From a minister‐blogger I’m reading more of these days, CAUTE: On cottages, decay, barns, fire, Mt. Olympus and the moon – or the future of the liberal church . . .:

So we are left with what feels to many the inconvenient truth that to be truly free as an individual to pursue truth we must ensure the freedom to do the same of an ever larger community and, to do that properly, we have to limit our personal freedom through the continuous process of covenanting. (It’s like marriage of course.)

Showing up hatred

“The Westboro Baptist Church, of Topeka, Kansas, is a hate group masquerading as a Christian church.” Thus the Kansas‐based organizers of The Million Fag March describe one of America’s most notorious hate mongers.

What you need to know

Date: March 30, 2008
Time: 11:00 AM

Where: Westboro Baptist Church, Topeka, KS

Requirements: This is not a “gay‐only” event. Just come with the ability to send a message to the WBC and Fred Phelps that intolerance is unacceptable.

Not equivalent

The Wall Street Journal has an article on Mormon reaction to anti‐Mormon feeling raised by Mitt Romney’s campaign for the Republican presidential nomination:

“I don’t think that any of us had any idea how much anti‐Mormon stuff was out there,” said Armand Mauss, a Mormon sociologist who has written extensively about church culture, in an interview last week. “The Romney campaign has given the church a wake‐up call. There is the equivalent of anti‐Semitism still out there.”

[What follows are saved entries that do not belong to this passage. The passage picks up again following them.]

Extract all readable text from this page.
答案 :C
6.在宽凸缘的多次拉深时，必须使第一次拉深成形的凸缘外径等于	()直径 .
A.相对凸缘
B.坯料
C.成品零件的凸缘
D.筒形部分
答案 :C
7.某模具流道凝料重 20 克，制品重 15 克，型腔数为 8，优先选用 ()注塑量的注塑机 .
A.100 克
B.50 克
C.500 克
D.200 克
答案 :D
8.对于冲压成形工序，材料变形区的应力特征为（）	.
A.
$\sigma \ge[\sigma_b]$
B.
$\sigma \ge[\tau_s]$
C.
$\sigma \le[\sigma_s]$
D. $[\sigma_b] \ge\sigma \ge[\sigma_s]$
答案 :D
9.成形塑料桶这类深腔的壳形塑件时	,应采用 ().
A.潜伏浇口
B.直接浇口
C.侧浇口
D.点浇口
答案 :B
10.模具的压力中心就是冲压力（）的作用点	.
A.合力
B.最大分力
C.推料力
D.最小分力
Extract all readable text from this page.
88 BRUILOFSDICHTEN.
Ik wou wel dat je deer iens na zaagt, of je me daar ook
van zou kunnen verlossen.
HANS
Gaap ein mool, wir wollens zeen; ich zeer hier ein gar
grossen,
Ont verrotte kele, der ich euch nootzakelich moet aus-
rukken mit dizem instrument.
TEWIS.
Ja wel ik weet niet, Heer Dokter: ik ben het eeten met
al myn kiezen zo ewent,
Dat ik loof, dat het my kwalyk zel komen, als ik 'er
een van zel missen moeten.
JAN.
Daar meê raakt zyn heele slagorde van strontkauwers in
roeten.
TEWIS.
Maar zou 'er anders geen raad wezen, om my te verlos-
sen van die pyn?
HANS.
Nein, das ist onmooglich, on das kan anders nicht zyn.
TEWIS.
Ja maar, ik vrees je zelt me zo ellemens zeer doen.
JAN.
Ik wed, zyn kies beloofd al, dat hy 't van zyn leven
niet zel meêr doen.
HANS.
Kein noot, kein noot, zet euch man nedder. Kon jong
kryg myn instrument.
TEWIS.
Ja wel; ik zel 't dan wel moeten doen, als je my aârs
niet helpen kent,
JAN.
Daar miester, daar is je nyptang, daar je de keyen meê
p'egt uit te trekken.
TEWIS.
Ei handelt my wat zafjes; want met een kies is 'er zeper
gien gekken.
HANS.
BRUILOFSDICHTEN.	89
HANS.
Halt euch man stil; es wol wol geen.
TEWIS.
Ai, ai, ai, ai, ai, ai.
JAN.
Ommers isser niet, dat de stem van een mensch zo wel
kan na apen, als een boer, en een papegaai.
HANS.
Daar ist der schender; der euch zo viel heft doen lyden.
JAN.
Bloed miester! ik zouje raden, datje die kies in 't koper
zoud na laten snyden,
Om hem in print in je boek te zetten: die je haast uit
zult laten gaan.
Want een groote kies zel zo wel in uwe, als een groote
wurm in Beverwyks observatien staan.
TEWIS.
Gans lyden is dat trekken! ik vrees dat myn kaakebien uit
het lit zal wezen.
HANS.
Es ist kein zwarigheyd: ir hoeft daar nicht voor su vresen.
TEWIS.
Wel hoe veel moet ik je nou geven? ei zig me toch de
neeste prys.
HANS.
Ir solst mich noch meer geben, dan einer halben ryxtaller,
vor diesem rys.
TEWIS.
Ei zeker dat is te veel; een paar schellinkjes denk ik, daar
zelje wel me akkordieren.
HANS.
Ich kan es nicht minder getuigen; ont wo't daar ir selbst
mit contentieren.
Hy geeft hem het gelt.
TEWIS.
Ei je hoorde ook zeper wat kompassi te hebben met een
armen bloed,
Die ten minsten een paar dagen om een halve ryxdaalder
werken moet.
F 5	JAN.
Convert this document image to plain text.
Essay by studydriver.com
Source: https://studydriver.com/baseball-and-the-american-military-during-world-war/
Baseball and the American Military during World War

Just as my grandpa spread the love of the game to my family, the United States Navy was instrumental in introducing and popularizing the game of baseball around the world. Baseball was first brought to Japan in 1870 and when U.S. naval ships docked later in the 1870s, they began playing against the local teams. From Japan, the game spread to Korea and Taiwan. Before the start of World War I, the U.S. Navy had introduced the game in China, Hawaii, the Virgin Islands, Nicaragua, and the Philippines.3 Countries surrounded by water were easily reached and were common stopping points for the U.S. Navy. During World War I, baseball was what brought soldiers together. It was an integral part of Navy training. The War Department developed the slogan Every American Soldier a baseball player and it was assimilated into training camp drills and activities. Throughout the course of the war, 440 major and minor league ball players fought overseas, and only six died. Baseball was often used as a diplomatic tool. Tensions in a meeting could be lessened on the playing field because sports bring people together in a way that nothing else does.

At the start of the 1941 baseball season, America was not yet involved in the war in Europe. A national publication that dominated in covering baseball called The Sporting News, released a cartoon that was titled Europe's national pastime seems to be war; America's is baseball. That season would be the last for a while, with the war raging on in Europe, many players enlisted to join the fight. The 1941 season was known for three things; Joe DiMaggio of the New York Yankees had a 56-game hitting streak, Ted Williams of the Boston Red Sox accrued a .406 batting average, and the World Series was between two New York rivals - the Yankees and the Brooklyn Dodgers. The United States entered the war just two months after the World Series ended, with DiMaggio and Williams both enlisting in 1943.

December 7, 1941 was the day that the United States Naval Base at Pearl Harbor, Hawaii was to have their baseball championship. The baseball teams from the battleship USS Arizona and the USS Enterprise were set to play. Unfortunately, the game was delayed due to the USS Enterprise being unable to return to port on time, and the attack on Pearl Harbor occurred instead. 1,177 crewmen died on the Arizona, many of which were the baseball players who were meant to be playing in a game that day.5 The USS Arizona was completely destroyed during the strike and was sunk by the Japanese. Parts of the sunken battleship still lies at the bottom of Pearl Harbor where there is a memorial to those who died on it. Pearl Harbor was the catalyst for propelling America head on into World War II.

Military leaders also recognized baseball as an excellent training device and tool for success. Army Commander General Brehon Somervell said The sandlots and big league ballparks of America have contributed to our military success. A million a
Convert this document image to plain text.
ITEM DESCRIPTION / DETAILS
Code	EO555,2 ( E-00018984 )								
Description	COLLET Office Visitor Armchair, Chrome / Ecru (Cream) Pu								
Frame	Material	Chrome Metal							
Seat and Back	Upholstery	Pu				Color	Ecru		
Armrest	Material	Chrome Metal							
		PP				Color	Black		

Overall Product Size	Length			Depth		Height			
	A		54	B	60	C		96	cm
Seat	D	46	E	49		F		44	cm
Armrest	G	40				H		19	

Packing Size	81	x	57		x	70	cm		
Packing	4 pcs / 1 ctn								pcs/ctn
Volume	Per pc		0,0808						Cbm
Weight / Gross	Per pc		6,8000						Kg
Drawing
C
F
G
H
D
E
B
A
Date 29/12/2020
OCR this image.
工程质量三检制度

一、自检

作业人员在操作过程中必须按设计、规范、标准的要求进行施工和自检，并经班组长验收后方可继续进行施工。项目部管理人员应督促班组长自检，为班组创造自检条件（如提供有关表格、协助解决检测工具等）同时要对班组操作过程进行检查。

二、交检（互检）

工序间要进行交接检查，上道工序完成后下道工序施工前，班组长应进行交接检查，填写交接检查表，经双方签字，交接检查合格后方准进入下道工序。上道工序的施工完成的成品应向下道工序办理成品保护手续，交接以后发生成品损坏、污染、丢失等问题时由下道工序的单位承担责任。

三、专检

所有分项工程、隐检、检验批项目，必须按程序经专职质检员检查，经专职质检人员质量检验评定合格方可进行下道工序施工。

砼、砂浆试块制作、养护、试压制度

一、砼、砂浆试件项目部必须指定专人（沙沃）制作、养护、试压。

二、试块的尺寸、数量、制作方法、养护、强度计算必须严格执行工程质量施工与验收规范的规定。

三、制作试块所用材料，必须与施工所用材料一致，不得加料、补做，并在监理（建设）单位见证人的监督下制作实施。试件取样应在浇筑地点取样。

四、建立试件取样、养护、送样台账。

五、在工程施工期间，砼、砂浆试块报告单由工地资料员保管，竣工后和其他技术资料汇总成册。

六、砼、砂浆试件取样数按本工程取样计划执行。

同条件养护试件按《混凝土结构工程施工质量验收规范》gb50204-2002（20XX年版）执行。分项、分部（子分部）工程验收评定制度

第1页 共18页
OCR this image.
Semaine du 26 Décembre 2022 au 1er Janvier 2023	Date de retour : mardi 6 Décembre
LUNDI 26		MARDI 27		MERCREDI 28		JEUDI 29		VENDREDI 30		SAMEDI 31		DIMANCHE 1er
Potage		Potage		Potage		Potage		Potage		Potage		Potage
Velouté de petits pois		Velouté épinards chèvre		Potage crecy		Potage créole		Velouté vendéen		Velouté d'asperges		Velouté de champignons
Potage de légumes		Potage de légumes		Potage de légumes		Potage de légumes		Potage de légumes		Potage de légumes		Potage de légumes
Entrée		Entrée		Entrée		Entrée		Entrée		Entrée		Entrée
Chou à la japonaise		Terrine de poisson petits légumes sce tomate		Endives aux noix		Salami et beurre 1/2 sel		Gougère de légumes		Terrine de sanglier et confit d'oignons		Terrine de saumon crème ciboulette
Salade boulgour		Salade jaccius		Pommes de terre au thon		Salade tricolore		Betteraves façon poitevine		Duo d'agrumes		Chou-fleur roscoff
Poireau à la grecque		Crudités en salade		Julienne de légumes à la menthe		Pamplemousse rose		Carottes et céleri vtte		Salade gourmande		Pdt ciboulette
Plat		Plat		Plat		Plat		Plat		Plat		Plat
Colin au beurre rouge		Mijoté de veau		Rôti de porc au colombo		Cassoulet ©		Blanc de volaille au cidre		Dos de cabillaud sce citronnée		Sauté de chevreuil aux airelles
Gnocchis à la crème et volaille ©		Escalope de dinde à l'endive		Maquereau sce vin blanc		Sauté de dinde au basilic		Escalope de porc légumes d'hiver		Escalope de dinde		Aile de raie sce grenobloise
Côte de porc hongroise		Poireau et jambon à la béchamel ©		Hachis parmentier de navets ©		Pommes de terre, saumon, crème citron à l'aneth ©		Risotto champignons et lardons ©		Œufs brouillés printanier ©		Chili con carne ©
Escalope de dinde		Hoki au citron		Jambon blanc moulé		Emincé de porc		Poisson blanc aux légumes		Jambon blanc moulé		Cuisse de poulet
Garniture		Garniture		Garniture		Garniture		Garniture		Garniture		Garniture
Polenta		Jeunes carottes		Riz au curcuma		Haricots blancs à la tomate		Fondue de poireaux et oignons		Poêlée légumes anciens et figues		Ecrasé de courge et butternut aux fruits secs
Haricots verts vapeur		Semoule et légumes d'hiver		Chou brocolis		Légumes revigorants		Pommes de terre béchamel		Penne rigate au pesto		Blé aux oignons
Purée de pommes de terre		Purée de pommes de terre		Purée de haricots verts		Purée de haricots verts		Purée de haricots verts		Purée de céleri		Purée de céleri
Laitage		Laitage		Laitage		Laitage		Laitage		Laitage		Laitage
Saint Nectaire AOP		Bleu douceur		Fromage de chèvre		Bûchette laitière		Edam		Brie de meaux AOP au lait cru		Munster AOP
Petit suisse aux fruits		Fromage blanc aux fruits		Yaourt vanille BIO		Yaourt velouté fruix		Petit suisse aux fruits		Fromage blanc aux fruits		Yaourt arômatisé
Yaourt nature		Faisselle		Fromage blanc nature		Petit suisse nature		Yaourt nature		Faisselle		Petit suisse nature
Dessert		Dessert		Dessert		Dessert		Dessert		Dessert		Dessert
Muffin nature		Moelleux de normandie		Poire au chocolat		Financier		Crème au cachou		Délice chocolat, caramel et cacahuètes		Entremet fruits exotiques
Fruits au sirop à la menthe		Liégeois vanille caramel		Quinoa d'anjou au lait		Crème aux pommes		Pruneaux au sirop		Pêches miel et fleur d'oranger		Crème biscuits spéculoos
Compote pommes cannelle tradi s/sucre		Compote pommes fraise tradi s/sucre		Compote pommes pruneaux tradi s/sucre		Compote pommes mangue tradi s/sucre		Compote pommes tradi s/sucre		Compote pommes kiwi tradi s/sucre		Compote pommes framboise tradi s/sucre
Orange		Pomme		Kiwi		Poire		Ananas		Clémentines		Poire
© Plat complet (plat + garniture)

I’m sorry, but what we’ve seen is not the equivalent of anti‐Semitism. It is prejudice, and unfair questions and accusations based on ignorance or hatred, but I simply can’t see it as equivalent to anti‐Semitism.

Doug Muder unpacking metaphors

Doug Muder has posted a sermon at Free and Responsible Search: Some Assembly Required. As ever, he has an engaging intro:

[T]here used to be a little sign on Highway 24 – I don’t think it’s there any more – directing you to the Ripley Church of God.

One of my character flaws is that I lack a proper sense of reverence. And so, every time I passed that sign, the same irreverent phrase went through my mind: Believe it or not.

Something similar happens whenever I pass an Assembly of God church. You know what phrase pops into my mind then? Some assembly required. I picture a bunch of people with a God kit and an enormous set of directions, trying to figure out how to make the omnipotence fit together with the benevolence.

That’s probably not what they do in Assemblies of God. But it’s not a bad metaphor for what Unitarian Universalists do. Our religion doesn’t come to us as a finished product; some assembly is required. As George Marshall wrote: “Don’t come to a Unitarian Universalist church to be given a religion. Come to develop your own religion.”

The meat of Doug’s sermon explores this quandary:

[S]omeone who walks in the door with the wrong metaphor, someone who tries to stuff us into the wrong box . . . well, they ask the wrong questions. And after you’ve asked the wrong questions, even the best answers might not help you.

He proceeds to reframe some of the “wrong” questions in order to make “right” answers possible.